Twizbe · 22/12/2022 10:31

I have an early 30s friend who's still very much in lockdown.

She won't go into the office for work, she won't go in any shops without a serious mask. She won't meet friends inside for anything. Still gets her shopping delivered.

Her husband is working out the house and commuting.

They've flown a few times as all their family are abroad. But then she's isolated for 2 weeks before going just in case.

It's sad really as she just can't seem to shake it off.

SilverGlitterBaubles · 22/12/2022 16:17

Twizbe · 22/12/2022 10:31

I have an early 30s friend who's still very much in lockdown.

She won't go into the office for work, she won't go in any shops without a serious mask. She won't meet friends inside for anything.
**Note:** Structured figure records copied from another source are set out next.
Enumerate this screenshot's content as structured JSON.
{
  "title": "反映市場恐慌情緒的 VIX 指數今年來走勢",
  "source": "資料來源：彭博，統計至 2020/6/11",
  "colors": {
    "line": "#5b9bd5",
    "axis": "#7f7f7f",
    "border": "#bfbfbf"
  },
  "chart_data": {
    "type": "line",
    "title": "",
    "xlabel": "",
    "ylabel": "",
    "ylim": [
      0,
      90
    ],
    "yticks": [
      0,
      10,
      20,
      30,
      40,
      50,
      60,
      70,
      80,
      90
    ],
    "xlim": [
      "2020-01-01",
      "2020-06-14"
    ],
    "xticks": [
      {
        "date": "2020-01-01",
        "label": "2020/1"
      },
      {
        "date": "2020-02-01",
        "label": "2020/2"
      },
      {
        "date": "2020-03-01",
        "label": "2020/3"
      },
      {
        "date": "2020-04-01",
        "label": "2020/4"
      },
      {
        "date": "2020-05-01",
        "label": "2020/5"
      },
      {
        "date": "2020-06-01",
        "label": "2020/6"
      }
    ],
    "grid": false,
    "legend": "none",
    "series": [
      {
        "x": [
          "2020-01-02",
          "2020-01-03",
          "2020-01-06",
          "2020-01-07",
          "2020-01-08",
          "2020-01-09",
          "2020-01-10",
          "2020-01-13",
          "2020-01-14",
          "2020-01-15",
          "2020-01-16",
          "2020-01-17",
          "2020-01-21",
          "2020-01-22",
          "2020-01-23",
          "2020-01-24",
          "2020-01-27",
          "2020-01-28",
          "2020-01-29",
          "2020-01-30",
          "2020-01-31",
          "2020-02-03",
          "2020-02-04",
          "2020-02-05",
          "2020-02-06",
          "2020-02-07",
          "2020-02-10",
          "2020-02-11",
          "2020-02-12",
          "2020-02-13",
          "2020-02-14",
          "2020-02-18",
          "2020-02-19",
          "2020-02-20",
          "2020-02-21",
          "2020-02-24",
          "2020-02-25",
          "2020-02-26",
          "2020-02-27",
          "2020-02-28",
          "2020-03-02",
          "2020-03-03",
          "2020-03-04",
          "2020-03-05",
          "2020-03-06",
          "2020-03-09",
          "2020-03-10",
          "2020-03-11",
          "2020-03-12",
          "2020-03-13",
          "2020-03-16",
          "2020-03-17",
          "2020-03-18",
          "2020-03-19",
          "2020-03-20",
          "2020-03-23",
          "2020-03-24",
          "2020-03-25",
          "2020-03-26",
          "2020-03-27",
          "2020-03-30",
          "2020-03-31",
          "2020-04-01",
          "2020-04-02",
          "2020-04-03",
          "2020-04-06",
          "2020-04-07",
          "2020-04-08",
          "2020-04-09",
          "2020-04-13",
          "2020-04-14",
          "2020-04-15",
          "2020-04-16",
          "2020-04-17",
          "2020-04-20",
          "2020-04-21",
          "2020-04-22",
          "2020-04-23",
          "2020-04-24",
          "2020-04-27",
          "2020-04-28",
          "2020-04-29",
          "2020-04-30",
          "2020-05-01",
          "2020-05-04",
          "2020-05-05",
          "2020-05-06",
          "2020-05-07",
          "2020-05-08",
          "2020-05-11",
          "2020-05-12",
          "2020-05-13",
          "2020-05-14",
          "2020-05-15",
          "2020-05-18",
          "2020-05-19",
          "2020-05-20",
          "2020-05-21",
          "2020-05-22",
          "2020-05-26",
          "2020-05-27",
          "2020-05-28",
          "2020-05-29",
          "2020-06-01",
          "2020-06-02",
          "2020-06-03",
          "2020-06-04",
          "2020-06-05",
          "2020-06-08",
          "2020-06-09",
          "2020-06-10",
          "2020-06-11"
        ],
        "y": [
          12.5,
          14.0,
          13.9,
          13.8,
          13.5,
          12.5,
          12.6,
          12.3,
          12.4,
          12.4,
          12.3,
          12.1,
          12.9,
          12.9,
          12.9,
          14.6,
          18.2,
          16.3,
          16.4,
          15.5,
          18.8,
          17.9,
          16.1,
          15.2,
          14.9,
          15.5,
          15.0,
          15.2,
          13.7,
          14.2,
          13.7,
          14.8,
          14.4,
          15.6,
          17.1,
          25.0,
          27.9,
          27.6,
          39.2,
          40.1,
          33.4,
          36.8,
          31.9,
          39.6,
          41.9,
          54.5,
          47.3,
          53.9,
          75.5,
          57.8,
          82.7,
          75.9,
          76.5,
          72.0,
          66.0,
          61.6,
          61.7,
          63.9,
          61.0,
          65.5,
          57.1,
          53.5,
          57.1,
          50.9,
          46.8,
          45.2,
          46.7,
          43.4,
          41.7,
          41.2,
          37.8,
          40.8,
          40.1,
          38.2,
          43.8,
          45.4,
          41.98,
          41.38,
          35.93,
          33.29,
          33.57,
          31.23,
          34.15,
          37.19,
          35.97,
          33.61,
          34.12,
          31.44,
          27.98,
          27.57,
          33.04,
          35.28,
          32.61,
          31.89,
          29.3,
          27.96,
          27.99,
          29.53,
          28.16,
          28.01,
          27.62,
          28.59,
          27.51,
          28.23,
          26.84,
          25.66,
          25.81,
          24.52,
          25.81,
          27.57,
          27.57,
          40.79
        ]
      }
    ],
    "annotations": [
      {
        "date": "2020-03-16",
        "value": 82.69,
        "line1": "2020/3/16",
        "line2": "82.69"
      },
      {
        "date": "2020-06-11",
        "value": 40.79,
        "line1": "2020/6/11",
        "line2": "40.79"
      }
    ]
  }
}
Still gets her shopping delivered.

Her husband is working out the house and commuting.

They've flown a few times as all their family are abroad. But then she's isolated for 2 weeks before going just in case.

It's sad really as she just can't seem to shake it off.

That is so sad to hear in a young person. There is a lot of mixed thinking here about risk management if that is what she is trying to do especially isolating before flying and her DH is commuting.